# `zig build`

### `zig build`

Large programs are rarely built with a single compiler command.

A program may contain many source files. It may need tests, examples, generated files, libraries, or platform-specific options. Typing long command lines by hand quickly becomes tedious.

Zig solves this with a build system written in Zig itself.

Most Zig projects contain a file named `build.zig`. The `zig build` command reads this file and executes the build graph described inside it.

A small project might look like this:

```text
project/
├── build.zig
├── build.zig.zon
└── src/
    └── main.zig
```

The simplest useful `build.zig` file is short:

```zig
const std = @import("std");

pub fn build(b: *std.Build) void {
    const exe = b.addExecutable(.{
        .name = "hello",
        .root_module = b.createModule(.{
            .root_source_file = b.path("src/main.zig"),
            .target = b.standardTargetOptions(.{}),
            .optimize = b.standardOptimizeOption(.{}),
        }),
    });

    b.installArtifact(exe);
}
```

Build the program:

```sh
zig build
```

Run the executable:

```sh
./zig-out/bin/hello
```

The command `zig build` does not directly compile source files itself. Instead, it executes the build description in `build.zig`.

The function:

```zig
pub fn build(b: *std.Build) void
```

is the entry point of the build system.

The parameter `b` is the build context. It provides functions for creating executables, libraries, tests, install steps, and custom commands.

This line creates an executable build step:

```zig
const exe = b.addExecutable(...)
```

The executable is named:

```zig
.name = "hello",
```

The source file is:

```zig
.root_source_file = b.path("src/main.zig"),
```

The compiler target comes from:

```zig
.target = b.standardTargetOptions(.{}),
```

This allows the user to select targets from the command line:

```sh
zig build -Dtarget=x86_64-linux
```

Optimization mode comes from:

```zig
.optimize = b.standardOptimizeOption(.{}),
```

This enables commands such as:

```sh
zig build -Doptimize=ReleaseFast
```

The final line:

```zig
b.installArtifact(exe);
```

adds an install step. By convention, installed files are written into `zig-out/`.

The build system is incremental. If a source file has not changed, Zig avoids rebuilding unnecessary parts of the project.

A build script is ordinary Zig code. Loops, conditions, helper functions, and compile-time computation can all be used naturally.

For example:

```zig
if (some_condition) {
    // add extra library
}
```

or:

```zig
for (targets) |target| {
    // build multiple executables
}
```

This is one of the major design choices of Zig's tooling. There is no separate build language. The language used to build Zig programs is Zig itself.

A project often defines additional build steps.

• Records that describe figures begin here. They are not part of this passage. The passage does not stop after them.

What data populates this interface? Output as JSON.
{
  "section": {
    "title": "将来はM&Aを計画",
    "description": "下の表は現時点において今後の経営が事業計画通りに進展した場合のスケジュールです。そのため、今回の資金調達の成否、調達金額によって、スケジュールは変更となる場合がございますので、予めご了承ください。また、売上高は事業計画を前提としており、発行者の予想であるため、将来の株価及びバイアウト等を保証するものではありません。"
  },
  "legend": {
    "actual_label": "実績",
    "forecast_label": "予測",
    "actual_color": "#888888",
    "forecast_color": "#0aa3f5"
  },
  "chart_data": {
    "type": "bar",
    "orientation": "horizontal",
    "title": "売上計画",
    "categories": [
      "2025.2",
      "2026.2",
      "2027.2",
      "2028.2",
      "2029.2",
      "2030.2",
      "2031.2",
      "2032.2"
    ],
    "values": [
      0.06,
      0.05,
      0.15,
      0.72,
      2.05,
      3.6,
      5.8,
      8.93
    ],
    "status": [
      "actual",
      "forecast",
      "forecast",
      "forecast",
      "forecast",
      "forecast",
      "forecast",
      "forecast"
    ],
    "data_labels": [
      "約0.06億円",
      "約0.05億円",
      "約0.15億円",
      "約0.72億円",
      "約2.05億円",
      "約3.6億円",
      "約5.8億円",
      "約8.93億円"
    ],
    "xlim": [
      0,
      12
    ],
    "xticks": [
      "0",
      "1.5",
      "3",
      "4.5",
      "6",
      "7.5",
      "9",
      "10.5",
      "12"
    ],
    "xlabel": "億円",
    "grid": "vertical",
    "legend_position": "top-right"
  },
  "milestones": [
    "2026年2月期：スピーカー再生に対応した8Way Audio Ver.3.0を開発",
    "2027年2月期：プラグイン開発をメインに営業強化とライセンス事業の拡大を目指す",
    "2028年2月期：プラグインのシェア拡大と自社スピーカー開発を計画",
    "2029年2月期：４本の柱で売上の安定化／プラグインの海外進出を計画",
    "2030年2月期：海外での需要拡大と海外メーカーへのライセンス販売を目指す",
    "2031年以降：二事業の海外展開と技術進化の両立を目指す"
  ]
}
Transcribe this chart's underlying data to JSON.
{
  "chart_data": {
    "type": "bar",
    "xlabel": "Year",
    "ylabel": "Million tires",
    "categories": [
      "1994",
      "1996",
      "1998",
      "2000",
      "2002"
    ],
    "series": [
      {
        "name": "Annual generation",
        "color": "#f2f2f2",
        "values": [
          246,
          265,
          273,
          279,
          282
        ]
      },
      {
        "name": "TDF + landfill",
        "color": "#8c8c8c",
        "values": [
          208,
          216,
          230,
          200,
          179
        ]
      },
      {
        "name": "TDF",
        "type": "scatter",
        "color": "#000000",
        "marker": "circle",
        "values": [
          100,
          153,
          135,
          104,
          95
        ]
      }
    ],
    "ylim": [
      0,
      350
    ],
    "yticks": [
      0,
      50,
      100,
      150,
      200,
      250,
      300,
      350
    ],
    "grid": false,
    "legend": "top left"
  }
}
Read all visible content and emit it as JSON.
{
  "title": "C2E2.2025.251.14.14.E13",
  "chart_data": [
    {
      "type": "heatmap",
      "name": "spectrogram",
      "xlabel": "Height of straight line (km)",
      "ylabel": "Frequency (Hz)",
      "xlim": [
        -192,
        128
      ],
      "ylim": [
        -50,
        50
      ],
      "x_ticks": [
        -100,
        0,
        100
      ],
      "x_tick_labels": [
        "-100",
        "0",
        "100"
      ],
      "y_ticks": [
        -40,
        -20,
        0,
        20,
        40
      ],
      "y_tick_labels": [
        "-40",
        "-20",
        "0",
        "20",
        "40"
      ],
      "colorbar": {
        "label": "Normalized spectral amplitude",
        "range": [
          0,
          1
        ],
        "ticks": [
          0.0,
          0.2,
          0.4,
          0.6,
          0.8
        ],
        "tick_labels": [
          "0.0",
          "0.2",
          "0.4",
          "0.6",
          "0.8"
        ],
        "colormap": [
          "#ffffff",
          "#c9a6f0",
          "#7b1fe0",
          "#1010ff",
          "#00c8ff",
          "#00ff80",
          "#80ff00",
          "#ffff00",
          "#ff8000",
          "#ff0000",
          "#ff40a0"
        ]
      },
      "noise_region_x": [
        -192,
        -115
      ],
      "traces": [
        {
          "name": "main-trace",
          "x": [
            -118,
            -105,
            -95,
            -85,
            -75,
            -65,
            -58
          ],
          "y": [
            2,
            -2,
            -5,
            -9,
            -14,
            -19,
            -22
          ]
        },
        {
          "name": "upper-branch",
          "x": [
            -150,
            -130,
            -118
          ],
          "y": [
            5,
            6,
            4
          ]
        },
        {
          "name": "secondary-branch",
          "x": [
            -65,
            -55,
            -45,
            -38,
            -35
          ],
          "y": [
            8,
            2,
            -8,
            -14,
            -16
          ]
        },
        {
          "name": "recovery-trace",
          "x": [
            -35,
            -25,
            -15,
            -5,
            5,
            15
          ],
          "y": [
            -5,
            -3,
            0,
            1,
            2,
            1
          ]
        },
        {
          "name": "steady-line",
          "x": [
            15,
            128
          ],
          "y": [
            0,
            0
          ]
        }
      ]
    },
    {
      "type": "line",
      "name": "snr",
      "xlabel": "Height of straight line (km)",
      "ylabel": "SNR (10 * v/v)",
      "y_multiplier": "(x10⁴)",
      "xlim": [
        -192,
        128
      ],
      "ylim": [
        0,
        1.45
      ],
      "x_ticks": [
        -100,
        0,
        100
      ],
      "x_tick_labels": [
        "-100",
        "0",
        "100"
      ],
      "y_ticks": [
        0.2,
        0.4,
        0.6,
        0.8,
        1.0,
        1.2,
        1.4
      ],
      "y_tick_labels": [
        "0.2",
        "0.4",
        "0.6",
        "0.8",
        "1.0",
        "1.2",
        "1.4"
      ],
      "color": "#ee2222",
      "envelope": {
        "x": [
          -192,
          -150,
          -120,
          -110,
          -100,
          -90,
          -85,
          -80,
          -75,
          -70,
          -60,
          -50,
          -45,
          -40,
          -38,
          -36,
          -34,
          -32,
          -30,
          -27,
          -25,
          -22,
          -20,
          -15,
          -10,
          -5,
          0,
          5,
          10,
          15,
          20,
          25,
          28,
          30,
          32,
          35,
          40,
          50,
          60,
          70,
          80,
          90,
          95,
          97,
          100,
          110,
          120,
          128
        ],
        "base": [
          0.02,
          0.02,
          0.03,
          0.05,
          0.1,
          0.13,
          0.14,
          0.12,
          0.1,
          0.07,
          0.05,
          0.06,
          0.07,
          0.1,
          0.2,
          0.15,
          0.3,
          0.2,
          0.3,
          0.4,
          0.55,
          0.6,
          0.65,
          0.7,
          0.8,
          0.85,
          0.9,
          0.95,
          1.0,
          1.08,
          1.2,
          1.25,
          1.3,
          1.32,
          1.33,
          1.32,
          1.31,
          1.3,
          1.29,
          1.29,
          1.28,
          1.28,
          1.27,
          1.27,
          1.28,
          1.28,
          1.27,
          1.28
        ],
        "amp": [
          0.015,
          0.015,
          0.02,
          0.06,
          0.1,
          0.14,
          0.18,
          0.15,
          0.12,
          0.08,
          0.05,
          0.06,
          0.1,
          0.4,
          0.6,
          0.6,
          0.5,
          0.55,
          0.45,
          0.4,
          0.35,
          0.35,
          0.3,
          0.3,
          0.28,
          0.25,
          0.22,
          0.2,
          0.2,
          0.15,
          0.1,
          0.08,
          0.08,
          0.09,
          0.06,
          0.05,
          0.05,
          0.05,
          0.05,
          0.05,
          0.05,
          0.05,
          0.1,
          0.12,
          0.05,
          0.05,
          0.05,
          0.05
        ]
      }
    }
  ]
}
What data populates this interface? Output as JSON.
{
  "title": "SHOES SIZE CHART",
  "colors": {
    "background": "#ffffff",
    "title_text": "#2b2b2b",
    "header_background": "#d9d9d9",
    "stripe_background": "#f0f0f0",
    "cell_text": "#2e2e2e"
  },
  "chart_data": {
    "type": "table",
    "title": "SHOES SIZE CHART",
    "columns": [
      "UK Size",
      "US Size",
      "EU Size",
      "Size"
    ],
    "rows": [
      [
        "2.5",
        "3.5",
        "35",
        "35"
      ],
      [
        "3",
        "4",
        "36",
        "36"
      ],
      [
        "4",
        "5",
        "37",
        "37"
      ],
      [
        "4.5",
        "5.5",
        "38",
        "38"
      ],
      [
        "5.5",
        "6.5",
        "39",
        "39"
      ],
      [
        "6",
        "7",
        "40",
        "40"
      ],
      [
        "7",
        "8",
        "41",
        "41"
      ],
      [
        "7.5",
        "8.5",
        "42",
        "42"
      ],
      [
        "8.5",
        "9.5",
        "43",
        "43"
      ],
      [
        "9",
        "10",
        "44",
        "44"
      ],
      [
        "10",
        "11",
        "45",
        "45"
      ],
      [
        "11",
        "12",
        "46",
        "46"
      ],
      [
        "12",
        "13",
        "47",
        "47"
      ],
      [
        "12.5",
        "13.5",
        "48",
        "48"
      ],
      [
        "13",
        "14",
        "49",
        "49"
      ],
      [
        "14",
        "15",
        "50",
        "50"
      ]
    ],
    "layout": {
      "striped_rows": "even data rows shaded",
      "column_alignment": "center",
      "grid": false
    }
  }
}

For example:

```zig
const run_cmd = b.addRunArtifact(exe);

const run_step = b.step("run", "Run the program");
run_step.dependOn(&run_cmd.step);
```

Now the program can be run with:

```sh
zig build run
```

Tests are commonly integrated the same way:

```zig
const tests = b.addTest(.{
    .root_module = b.createModule(.{
        .root_source_file = b.path("src/main.zig"),
    }),
});
```

and executed with:

```sh
zig build test
```

The build system is still evolving in Zig 0.16, but its overall direction is stable:

- Build descriptions are code.
- Cross compilation is built in.
- Dependencies are explicit.
- Build graphs are incremental.
- The standard toolchain handles compilation, linking, testing, formatting, and packaging together.

Exercise 15-1. Create a project with `build.zig` and one source file.

Exercise 15-2. Add a `run` step.

Exercise 15-3. Build the same program for another operating system.

Exercise 15-4. Add a test step and run it with `zig build test`.